None of that happened. I hopped back in the car and handed my loot over to my dad. Who wrapped the stem in a wet paper towel and tin foil, with which he had also come prepared, and then, as though nothing had happened, drove me home to my mother.

But something had happened. Yes, I had become a geranium thief. But that wasn't what happened. In my imagined script of the encounter between my famous father and the angry homeowner, I had envisioned two flower lovers beginning a conversation about something they both loved -- gardening. And through that imagining, I had fallen in love, too.

My father planted that purple geranium and, as he said it would, it rooted itself and grew into a beautiful deep purple geranium bush. From time to time over the years, he and I would wander out into his garden to look at his favorite plants -- his cymbidium collection, his frais du bois, the gardenia bushes -- but we would always, always pay a visit to "our" geranium. 

I had always loved flowers in the way that children love most beautiful things -- by taking their beauty for granted. But that day I felt a new kind of joy in flowers, a connection, an excitement, and understanding. That joy has blossomed into one of the great gifts of my life.
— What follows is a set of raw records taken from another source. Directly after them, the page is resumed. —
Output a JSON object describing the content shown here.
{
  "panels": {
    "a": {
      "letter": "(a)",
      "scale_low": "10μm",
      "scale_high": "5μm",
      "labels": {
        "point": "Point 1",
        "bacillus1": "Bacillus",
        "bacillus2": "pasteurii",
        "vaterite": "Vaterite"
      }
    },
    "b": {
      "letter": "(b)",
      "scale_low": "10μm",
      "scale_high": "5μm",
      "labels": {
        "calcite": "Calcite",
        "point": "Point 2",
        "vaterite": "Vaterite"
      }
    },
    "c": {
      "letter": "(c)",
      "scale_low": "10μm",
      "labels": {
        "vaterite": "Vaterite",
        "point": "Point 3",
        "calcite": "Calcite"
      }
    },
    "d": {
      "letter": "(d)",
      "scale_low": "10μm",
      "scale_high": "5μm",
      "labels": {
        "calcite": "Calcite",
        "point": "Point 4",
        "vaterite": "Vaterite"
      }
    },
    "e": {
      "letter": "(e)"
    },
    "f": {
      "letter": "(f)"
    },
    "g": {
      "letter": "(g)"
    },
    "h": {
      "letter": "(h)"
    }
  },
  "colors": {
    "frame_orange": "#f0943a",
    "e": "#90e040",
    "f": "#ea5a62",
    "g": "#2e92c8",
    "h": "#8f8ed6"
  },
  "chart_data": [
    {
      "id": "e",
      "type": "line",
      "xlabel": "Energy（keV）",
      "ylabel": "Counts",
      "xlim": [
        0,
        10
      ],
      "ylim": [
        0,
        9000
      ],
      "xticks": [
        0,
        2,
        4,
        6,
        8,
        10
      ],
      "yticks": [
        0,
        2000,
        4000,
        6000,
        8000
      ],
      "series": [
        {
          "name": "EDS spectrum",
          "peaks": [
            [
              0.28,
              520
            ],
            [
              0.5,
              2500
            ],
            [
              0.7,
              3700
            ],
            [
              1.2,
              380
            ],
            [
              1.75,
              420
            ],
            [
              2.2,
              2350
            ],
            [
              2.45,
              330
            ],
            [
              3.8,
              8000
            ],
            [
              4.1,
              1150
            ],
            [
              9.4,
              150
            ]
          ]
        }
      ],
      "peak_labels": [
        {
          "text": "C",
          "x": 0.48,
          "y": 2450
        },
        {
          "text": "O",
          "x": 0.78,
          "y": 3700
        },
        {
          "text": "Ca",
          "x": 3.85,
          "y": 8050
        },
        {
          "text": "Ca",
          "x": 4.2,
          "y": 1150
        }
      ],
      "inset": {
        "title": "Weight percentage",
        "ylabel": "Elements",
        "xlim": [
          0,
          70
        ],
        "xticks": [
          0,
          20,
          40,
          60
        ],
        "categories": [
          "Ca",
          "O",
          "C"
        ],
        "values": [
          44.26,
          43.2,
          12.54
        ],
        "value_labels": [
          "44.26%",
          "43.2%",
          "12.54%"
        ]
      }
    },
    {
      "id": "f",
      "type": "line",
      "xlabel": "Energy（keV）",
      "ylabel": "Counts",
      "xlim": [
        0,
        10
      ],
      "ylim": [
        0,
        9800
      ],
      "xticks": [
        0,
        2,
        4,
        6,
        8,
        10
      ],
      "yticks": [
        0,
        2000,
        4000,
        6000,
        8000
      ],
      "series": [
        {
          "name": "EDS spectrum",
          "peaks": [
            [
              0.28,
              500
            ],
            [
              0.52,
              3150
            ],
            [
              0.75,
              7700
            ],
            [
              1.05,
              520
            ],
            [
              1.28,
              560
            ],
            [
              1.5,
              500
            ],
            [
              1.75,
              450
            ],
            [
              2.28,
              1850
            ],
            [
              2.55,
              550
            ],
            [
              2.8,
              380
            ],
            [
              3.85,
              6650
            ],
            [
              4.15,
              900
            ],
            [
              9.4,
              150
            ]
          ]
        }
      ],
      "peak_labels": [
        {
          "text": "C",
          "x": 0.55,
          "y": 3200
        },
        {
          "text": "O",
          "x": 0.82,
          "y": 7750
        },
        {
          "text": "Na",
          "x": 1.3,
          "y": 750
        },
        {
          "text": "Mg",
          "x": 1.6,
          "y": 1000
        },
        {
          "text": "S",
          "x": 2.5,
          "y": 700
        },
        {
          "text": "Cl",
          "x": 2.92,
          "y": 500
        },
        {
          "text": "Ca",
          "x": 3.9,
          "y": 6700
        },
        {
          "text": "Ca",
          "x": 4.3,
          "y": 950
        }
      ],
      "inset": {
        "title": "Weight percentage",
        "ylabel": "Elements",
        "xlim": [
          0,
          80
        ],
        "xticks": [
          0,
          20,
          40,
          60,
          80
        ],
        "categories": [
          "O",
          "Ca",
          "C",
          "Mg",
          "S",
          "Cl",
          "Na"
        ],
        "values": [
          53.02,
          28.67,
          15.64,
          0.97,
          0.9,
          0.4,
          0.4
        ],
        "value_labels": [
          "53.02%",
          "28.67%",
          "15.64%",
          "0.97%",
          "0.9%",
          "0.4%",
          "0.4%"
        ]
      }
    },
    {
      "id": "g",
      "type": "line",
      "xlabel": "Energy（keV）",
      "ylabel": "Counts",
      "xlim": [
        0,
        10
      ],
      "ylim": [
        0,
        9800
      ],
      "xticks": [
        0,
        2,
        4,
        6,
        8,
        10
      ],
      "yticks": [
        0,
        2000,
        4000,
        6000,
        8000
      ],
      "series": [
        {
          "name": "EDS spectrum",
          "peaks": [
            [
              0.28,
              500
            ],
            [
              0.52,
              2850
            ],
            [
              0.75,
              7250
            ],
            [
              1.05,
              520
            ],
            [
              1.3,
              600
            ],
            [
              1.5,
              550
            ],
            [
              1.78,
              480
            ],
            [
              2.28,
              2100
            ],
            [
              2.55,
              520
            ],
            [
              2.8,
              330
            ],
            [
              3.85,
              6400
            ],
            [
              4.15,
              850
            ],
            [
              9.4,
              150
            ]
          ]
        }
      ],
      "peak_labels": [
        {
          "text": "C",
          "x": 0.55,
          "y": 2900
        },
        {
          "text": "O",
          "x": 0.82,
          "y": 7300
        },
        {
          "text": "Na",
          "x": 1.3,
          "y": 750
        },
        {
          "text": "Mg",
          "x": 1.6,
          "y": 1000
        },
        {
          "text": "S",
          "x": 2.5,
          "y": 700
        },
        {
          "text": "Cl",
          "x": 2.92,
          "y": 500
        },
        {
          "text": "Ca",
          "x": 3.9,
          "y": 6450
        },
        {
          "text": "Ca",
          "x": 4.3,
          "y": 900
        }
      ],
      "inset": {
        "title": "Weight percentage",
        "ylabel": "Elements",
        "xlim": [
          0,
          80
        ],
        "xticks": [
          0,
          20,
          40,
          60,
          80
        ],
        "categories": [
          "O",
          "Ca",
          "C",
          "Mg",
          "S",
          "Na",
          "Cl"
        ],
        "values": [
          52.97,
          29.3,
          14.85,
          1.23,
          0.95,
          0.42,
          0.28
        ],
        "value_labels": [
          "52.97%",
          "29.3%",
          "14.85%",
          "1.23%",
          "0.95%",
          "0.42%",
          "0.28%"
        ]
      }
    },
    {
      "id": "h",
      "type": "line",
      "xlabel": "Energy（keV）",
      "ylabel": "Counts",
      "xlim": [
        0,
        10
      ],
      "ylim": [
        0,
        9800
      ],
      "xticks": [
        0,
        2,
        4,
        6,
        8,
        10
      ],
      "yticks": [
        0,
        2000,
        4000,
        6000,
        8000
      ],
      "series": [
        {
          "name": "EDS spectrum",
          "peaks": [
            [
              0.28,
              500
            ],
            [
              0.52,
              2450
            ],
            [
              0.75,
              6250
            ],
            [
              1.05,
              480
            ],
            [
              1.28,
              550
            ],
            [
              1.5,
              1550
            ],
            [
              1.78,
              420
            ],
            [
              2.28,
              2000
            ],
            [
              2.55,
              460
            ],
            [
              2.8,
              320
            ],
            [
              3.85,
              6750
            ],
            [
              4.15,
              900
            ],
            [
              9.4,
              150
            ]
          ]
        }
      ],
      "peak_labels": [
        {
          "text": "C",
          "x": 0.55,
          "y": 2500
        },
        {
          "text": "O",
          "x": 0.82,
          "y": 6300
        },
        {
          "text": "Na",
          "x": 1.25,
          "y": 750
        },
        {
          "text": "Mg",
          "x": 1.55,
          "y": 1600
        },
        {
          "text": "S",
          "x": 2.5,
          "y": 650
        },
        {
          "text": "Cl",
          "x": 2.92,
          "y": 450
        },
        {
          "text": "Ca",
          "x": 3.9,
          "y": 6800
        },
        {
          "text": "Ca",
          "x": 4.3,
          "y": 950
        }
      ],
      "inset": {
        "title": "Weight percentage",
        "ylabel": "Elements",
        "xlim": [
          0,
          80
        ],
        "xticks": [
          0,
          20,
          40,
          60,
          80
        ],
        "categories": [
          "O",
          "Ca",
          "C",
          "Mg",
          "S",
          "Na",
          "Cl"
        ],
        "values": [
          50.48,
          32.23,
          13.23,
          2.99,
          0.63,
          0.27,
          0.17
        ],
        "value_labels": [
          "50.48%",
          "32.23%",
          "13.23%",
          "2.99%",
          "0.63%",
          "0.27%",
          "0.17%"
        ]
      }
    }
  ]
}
Almost daily now, I photograph a flower I see -- in someone's garden, by the side of the road, even for sale in a supermarket. And every single time I do, I think of my dad.

My flower thievery is digital these days. My accomplices are my Instagram friends. But the sharing is just as satisfying. 

This may be my favorite quote about joy ever:

People from a planet without flowers would think we must be mad with joy the whole time to have such things about us.
— Iris Murdoch

I am. Mad with Joy. Always and forever the irredeemable and unapologetic Geranium Thief.